An ionic compound \(\mathrm{MX}_{3}\) is prepared according to the following unbalanced chemical equation. $$ \mathrm{M}+\mathrm{X}_{2} \longrightarrow \mathrm{MX}_{3} $$ A \(0.105-g\) sample of \(X_{2}\) contains \(8.92 \times 10^{20}\) molecules. The compound \(\mathrm{MX}_{3}\) consists of \(54.47 \% \mathrm{X}\) by mass. What are the identities of \(\mathrm{M}\) and \(\mathrm{X}\), and what is the correct name for \(\mathrm{MX}_{3}\) ? Starting with \(1.00 \mathrm{~g}\) each of \(\mathrm{M}\) and \(\mathrm{X}_{2}\), what mass of \(\mathrm{MX}_{3}\) can be prepared?

Since we know the mass and the number of molecules of X2, we can calculate the molecular mass and find out the identity of X. Molecular mass of X2 = (Mass of X2) / (Number of moles of X2) 1 mole = \(6.022 \times 10^{23}\) molecules. So, Number of moles of X2 = (Number of molecules of X2) / (Avogadro's number) = \(8.92 \times 10^{20}\) molecules / \(6.022 \times 10^{23}\) molecules/mole = 1.4818 x 10^(-3) moles of X2 Now, plug the values into the formula: Molecular mass of X2 = 0.105 g / 1.4818 x 10^(-3) moles = 70.8 g/mol Since there are two atoms of X in X2, the molar mass of X = 70.8 g/mol / 2 = 35.4 g/mol. The element with this approximate molar mass is Chlorine (Cl).

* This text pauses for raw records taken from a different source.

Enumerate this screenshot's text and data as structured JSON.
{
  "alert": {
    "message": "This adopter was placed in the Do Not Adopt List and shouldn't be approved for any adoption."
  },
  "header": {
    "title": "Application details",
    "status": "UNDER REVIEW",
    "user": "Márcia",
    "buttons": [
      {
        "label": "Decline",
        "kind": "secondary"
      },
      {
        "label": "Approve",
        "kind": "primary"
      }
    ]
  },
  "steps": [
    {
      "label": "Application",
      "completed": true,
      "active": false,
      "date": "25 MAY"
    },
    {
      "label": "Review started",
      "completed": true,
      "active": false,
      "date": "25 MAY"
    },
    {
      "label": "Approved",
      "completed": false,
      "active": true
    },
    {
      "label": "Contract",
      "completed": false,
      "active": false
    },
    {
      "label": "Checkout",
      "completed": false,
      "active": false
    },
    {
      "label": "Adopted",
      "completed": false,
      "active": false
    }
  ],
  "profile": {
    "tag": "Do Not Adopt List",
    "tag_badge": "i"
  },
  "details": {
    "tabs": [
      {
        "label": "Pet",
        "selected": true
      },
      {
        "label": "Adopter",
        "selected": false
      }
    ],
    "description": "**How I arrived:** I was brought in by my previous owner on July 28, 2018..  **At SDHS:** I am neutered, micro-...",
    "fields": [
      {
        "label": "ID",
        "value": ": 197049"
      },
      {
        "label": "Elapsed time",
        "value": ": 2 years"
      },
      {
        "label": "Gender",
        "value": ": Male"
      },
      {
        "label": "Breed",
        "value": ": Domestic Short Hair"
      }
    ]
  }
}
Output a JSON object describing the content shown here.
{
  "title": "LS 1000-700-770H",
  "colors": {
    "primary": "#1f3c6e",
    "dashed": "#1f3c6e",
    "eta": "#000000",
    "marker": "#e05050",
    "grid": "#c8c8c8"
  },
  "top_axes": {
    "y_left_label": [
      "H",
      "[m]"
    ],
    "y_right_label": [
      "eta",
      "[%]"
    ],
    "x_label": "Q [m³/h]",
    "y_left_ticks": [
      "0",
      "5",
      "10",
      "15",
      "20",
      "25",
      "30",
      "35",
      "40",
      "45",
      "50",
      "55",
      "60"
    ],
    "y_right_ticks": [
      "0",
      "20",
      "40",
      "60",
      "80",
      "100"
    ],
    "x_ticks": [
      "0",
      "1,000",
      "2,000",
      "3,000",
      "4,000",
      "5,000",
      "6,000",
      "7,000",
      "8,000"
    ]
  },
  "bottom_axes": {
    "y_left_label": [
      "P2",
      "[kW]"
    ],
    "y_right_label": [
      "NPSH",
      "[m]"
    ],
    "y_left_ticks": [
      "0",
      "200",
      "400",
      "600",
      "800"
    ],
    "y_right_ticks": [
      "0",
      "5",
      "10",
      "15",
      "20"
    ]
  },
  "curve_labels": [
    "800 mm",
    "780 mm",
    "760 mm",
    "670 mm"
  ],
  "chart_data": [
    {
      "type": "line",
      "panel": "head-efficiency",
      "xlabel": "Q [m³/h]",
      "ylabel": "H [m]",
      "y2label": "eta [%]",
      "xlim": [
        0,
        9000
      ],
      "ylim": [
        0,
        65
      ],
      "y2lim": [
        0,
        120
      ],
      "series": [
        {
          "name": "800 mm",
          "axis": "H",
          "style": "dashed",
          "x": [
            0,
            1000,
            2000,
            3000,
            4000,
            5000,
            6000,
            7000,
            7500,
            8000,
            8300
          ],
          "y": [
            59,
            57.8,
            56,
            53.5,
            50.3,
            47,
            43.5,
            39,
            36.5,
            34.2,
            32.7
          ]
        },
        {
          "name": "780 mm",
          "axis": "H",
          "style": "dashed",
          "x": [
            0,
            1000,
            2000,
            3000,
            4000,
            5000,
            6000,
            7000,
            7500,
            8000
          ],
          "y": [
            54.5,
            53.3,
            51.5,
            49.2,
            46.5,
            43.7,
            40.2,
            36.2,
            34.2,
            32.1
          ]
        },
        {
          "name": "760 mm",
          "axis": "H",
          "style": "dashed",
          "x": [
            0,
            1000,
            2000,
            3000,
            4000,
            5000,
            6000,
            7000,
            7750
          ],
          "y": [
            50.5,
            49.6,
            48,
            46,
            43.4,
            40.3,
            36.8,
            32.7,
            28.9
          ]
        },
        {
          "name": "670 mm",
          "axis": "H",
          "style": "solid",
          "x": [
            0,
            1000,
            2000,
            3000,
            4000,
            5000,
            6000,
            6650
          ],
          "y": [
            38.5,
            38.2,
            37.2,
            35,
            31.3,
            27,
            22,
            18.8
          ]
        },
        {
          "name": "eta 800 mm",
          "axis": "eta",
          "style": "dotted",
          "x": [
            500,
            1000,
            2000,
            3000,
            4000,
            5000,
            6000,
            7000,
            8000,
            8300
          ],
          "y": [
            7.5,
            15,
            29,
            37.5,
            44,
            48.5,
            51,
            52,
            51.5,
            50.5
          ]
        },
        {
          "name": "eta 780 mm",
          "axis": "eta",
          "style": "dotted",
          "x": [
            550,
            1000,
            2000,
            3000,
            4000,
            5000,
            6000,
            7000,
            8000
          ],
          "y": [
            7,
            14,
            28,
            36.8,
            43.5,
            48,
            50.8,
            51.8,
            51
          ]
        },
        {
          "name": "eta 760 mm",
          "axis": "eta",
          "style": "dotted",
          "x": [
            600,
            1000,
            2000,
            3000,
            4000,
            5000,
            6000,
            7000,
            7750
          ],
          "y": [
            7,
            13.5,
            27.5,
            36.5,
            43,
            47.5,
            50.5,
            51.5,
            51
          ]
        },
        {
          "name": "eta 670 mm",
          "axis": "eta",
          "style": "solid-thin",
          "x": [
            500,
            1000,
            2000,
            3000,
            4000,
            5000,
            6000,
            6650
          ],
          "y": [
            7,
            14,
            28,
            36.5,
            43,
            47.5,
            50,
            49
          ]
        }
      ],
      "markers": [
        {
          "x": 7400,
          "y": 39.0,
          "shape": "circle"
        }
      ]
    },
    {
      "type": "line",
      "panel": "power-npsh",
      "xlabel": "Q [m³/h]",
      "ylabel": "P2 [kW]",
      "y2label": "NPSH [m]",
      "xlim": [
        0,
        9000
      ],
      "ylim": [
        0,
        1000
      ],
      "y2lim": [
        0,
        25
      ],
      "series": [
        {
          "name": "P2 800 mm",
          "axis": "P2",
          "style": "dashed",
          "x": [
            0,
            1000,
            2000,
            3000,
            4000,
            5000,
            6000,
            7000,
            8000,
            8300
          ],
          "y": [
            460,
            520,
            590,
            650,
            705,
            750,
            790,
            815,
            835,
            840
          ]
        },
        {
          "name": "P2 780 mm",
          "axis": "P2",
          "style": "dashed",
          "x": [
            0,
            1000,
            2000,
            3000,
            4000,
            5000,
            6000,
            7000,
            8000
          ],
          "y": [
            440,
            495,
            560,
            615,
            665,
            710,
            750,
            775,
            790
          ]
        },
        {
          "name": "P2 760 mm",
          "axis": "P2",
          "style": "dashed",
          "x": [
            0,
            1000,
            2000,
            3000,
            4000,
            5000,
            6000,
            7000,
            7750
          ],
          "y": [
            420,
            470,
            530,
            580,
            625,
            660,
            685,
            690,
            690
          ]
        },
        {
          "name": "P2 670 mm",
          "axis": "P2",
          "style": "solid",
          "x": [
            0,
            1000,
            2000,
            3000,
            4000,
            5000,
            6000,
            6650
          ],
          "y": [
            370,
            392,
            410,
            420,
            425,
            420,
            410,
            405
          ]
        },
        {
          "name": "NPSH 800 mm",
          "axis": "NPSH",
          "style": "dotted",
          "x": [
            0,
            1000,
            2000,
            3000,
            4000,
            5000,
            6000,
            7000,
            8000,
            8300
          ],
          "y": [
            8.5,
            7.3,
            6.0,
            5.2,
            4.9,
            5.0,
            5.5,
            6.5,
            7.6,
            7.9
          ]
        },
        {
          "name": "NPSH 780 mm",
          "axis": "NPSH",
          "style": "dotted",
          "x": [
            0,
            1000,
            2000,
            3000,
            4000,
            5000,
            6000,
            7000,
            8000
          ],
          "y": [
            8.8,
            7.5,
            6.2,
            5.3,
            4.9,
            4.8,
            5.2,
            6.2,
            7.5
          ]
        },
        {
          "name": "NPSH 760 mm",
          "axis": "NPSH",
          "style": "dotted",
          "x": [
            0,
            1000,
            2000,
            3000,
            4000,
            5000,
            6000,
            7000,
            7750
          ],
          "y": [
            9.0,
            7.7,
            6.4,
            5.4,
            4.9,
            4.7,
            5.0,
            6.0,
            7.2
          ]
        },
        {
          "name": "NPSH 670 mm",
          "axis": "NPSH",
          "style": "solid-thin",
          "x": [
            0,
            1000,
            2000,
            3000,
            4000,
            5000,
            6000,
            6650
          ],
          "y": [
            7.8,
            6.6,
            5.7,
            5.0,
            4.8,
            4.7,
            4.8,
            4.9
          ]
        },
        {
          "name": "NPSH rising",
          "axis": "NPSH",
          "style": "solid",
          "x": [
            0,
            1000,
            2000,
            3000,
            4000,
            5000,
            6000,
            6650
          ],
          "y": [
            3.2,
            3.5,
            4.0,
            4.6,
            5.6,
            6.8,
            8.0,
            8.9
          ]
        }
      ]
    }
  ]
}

We know that in compound MX3, the mass percentage of X is 54.47%. Therefore, the mass percentage of M is 100% - 54.47% = 45.53%. Let the molar mass of one mole of MX3 be x g/mol. We can now write the equation using mass percentages and molar masses: (3 x (Molar mass of X) / (Molar mass of MX3)) x 100 = 54.47 (3 x 35.4) / x = 0.5447 Now, solve for x: x = (3 x 35.4) / 0.5447 x = 194.74 g/mol (Molar mass of MX3) To find the molar mass of M, subtract the mass of three moles of Cl: Molar mass of M = 194.74 g/mol - (3 x 35.4 g/mol) = 194.74 g/mol - 106.2 g/mol = 88.54 g/mol The element with this approximate molar mass is Strontium (Sr).

We have determined the identities of elements M and X as Strontium (Sr) and Chlorine (Cl), respectively. Therefore, the ionic compound MX3 can be written as SrCl3 and is named Strontium Chloride.

We start with 1g each of M (Strontium) and X2 (Chlorine), so we need to find the moles of M and X2: Moles of Strontium = mass / molar mass = 1/88.54 = 0.0113 moles Moles of Chlorine = mass / molar mass = 1/70.8 = 0.0141 moles Since the molar ratio of Sr:Cl in SrCl3 is 1:3, we need 0.0113 moles of Sr and 0.0339 moles of Cl. But we only have 0.0141 moles of Cl available. As Cl is present in a lesser amount, it is now the limiting reagent. Now, calculate the mass of SrCl3 that can be prepared using the limiting reagent Cl: moles of SrCl3 = moles of Cl / 3 mass of SrCl3 = moles of SrCl3 x molar mass of SrCl3 = (0.0141 / 3) x 194.74 = 0.919 g Thus, starting with 1g of Strontium and 1g of Chlorine, 0.919 g of Strontium Chloride (SrCl3) can be prepared.